Das Glashotel - Emily St. John Mandel

  • Das Glashotel

    Emily St. John Mandel

    Ullstein Hardcover

    ISBN: 3550201826

    400 Seiten, 23 Euro


    „Das Licht der letzten Tage“ – Dieses Buch der Autorin hat mich fasziniert und tief beeindruckt. So sehr, dass ich ihr neues Buch „Das Glashotel“ unbedingt lesen wollte und den Erscheinungstermin gar nicht abwarten konnte. So waren meine Erwartungen entsprechend hoch, als ich den Roman endlich in den Händen hielt.


    Die Parallelität zwischen den Figuren ihrer Dystopie „Das Licht der letzten Tage“ und den Personen im „Glashotel“ besteht darin, dass sie alle Sicherheit suchen. Die einen in einer durch eine Pandemie menschenleeren und bedrohlichen Welt, die anderen im Dschungel der Großstadt und im Leben allgemein.


    Das Glashotel ist ein Hotel an der westlichen Küste Kanadas – es liegt abgeschieden und mitten in der Natur.
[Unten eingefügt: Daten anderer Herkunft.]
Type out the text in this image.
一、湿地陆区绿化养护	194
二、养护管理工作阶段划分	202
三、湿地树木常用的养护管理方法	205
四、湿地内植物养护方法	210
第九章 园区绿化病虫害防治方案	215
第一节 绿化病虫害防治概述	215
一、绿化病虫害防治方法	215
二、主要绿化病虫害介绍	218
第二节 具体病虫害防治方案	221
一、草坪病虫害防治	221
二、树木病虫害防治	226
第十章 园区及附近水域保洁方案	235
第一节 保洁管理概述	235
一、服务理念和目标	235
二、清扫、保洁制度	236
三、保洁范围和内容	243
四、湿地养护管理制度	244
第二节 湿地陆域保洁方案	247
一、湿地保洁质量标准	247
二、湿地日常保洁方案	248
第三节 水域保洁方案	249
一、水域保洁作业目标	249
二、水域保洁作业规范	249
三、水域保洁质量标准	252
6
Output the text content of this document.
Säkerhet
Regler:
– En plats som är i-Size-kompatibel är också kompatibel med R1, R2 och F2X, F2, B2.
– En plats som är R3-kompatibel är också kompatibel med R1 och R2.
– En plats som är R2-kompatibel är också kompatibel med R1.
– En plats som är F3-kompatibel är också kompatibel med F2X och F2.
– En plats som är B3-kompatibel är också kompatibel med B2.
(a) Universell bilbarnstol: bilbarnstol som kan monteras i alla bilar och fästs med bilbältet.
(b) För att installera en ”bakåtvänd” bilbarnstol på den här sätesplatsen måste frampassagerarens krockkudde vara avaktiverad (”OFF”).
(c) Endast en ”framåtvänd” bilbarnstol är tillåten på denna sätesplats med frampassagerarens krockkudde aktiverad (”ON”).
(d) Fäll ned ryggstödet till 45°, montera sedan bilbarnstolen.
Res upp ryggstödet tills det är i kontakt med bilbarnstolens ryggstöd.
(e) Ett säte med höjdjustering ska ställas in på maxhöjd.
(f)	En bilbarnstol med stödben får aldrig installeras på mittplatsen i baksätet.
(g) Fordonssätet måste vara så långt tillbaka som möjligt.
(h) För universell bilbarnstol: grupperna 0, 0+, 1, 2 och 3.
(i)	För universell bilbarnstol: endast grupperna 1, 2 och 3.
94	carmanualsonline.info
Die Menschen, die hier her kommen, wollen die Natur durch die Glasfenster betrachten, ihr nahe sein, aber sie nicht zu nahe kommen lassen.


    Das Hotel ist der Startpunkt für Vincent, die als Bardame hier ihren Dienst verrichtet. Auch ihr Bruder Paul arbeitet als Angestellter im Haus und bis eine verstörende Botschaft an ein Glasfenster geschrieben wird, ist die Welt der beiden noch in Ordnung. Ab da ändert sich ihrer beider Leben. Vincent lernt den Hotelbesitzer und schwerreichen Investor Jonathan Alkaitis kennen und wird seine Vorzeigefrau – ohne Ehe, aber mit Ehering. Sie lebt im Luxus und ist doch auf der Suche nach einer Perspektive, nach einem Leben, das sie befriedigt. Jonathans Imperium ist auf Betrug aufgebaut und als er dafür ins Gefängnis wandert, ist Vincent frei, doch wie lange dauert diese Freiheit an, wie hoch ist der Preis dafür?


    Vieles verrät leider die Buchbeschreibung, trotzdem kann sie dem Roman nicht gerecht werden. Es gibt zu viele Zeitebenen, zu viele kleine Randfiguren und scheinbar zufällige Bezüge zueinander. Manche Lebenslinien kreuzen sich nur einen kleinen Augenblick und nur zu diesem Zeitpunkt, ruht kurz der Fokus der Aufmerksamkeit auf ihnen. Leider ist das auch mit Paul passiert, dem Bruder von Vincent, über den es eigentlich noch so viel mehr zu erfahren gäbe. Er ist stark skizziert, man lernt seine Gedanken und Gefühle kennen und es hätte Vincent gut getan, wenn auch sie so authentisch hätte sein können. Sie wirkt ein bisschen oberflächlich entworfen und die Distanz zu ihr beim Lesen bleibt bis zum Ende bestehen.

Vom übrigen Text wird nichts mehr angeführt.